Patrick Caillet est propriétaire du magasin d’antiquités "Allo Robert" à Menton. Parti de rien, il profite désormais d’une passion qui lui tient à cœur depuis longtemps.

Théo Leclerc Publié le 25/09/2021 à 15:00, mis à jour le 25/09/2021 à 18:27
Patrick Caillet. Photo Jean-François Ottonello

Une lampe, une borne kilométrique rouge et blanche, un panneau publicitaire de l’hôtel Victoria de Beaulieu, des meubles… Pas de doute, vous êtes bien chez un antiquaire. C’est dans la rue Général-Gallieni, très passante, à deux pas de la vieille ville et de la voie piétonne, que Patrick Caillet et son associé, Charles Martini, ont emménagé leur commerce il y a maintenant 22 ans. Ils apprécient le côté vivant du quartier et la rue piétonne à proximité.

Le regard pétillant et observateur à la fois, l’antiquaire de 67 ans n’était pourtant pas destiné à ce métier. Né à Menton, dans une famille qui vendait de la céramique dans les années 50, il se lance, sans études, dans une carrière de disc-jockey dans la boîte du restaurant "Le pirate", à Roquebrune-Cap-Martin. Elle durera vingt ans. Du jour au lendemain, il décide de tout plaquer et de reprendre avec son associé les locaux d’une ancienne menuiserie abandonnée pour devenir antiquaire : "En quittant mon travail, j’ai repéré cet endroit. Ils avaient laissé les machines à l’abandon. Elles n’étaient plus fonctionnelles. On a dû beaucoup bosser pour remettre ce lieu en état. J’étais encore jeune à l’époque", dit-il en souriant.

Un immense passionné

Ce que ce papa de deux garçons trentenaires aime avant tout : le contact humain avec les clients. Son plaisir ? Observer les gens sortir de son magasin "avec un grand sourire".

Le nom d’"Allo Robert" a surgi d’une histoire étonnante : "C’est la première personne qui nous a fait gagner des sous. On partait le matin chiner et ce monsieur Robert nous appelait toujours à la même heure pour savoir si on avait trouvé des choses intéressantes qu’il pouvait nous acheter. Du coup lorsqu’on entendait sonner, on savait que ce ne pouvait être que lui. Ainsi, le nom d’Allo Robert est né".

 

Désormais, le chineur assure la gestion du magasin seul. Si son associé de 74 ans participe toujours à l’affaire, "il est plus acheteur que vendeur", admet Patrick Caillet.

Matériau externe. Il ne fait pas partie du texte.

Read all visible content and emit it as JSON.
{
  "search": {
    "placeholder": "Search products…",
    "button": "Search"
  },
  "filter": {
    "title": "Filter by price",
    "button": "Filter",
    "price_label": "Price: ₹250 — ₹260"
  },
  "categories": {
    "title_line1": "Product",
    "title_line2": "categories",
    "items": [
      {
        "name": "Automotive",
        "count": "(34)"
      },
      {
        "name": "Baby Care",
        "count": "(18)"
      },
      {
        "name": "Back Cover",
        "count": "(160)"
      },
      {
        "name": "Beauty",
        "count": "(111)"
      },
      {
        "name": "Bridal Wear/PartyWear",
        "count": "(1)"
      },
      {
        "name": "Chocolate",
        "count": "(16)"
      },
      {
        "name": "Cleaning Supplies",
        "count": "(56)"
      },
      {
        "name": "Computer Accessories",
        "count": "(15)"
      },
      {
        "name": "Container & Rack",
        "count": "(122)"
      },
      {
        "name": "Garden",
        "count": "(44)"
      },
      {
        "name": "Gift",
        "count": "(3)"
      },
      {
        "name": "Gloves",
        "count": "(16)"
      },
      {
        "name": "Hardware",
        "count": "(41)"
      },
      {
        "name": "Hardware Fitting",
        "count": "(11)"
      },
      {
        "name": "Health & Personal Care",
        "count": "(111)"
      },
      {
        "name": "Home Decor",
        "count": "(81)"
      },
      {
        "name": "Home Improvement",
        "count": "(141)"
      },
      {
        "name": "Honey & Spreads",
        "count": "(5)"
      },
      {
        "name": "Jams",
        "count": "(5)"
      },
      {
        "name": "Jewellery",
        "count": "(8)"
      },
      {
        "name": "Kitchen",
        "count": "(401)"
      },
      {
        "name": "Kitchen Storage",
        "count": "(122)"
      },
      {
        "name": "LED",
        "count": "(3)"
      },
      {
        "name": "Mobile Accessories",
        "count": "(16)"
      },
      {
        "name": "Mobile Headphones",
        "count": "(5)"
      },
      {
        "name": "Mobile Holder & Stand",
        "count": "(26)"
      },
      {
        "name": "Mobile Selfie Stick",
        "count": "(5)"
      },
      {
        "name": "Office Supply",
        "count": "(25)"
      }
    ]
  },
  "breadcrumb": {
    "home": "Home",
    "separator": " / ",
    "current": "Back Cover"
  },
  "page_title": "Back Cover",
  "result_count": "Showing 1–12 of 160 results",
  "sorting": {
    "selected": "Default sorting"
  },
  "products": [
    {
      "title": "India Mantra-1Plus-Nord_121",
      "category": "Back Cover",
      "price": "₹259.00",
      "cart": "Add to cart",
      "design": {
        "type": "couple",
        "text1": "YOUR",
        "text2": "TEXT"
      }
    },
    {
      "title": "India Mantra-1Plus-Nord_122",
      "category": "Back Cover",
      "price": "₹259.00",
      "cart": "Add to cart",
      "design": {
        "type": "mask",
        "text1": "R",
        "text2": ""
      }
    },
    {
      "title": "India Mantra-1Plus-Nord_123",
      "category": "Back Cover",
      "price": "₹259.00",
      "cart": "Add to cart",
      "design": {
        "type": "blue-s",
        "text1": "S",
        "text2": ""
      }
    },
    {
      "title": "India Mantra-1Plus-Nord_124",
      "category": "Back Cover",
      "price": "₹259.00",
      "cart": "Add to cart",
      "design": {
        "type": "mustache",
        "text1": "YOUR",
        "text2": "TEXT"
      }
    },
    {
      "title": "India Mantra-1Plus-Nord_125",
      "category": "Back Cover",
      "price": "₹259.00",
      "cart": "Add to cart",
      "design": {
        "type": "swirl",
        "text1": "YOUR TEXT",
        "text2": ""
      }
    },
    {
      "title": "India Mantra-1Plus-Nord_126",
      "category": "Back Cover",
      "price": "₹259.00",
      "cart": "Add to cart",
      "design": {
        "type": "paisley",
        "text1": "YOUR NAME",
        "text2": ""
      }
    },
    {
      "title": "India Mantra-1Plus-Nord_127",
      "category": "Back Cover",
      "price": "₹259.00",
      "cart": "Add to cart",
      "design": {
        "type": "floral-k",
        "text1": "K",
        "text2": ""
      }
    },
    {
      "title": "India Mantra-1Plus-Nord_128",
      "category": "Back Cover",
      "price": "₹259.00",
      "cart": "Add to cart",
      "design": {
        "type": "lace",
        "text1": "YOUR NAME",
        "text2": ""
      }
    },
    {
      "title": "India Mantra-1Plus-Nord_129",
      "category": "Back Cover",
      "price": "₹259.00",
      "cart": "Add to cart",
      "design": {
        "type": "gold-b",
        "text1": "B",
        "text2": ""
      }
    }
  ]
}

Collectionneur depuis toujours de plaques émaillées publicitaires, il se lève tôt pour aller chiner et dénicher les meilleures occasions dans les brocantes. Parfois, il se déplace dans les grandes foires internationales comme Avignon ou Montpellier pour écouler les invendus. D’un côté acheteur, de l’autre vendeur. Un double rôle qui ne lui déplaît pas. "Quand on est antiquaire, on n’est pas forcément collectionneur, mais on aime bien garder des choses. Dès qu’on en trouve une meilleure, on l’achète", assure-t-il.

Son antre peut se visiter comme un musée. Certains habitués y passent même parfois l’après-midi : "Ils discutent, ramènent leurs amis. On avait carrément pensé au début à créer un bar dans le magasin, mais c’était compliqué niveau organisation", souligne l’antiquaire.

"Un bordel bien rangé"

Dans ce magasin, semblable à un immense tableau avec tous ces objets entassés, rien n’est choisi au hasard. Ses proches le décrivent comme "un peu fou".

"On peut parler d’un bordel bien rangé. C’est en tout cas ce qu’on cherche à faire. Trop bien rangé, je n’aime pas ça et les gens non plus. On laisse un peu les clients penser qu’ils vont trouver un trésor. Ce qui n’est pas exclu ! C’est le jeu de chercher", s’en amuse l’antiquaire.

 

Le sexagénaire essaye d’être actif sur les réseaux sociaux. Notamment Instagram, qui lui permet de poster des photos et d’appâter en quelque sorte les clients sans en dévoiler trop. Une façon à lui de s’adapter à une époque hyperconnectée.

Une cliente s’approche, hésitante : "Combien pour ce pot ?". Patrick, rigolard : "80€, mais c’est bien parce que vous venez de loin". Négocier est le jeu. Ça rend la chose excitante.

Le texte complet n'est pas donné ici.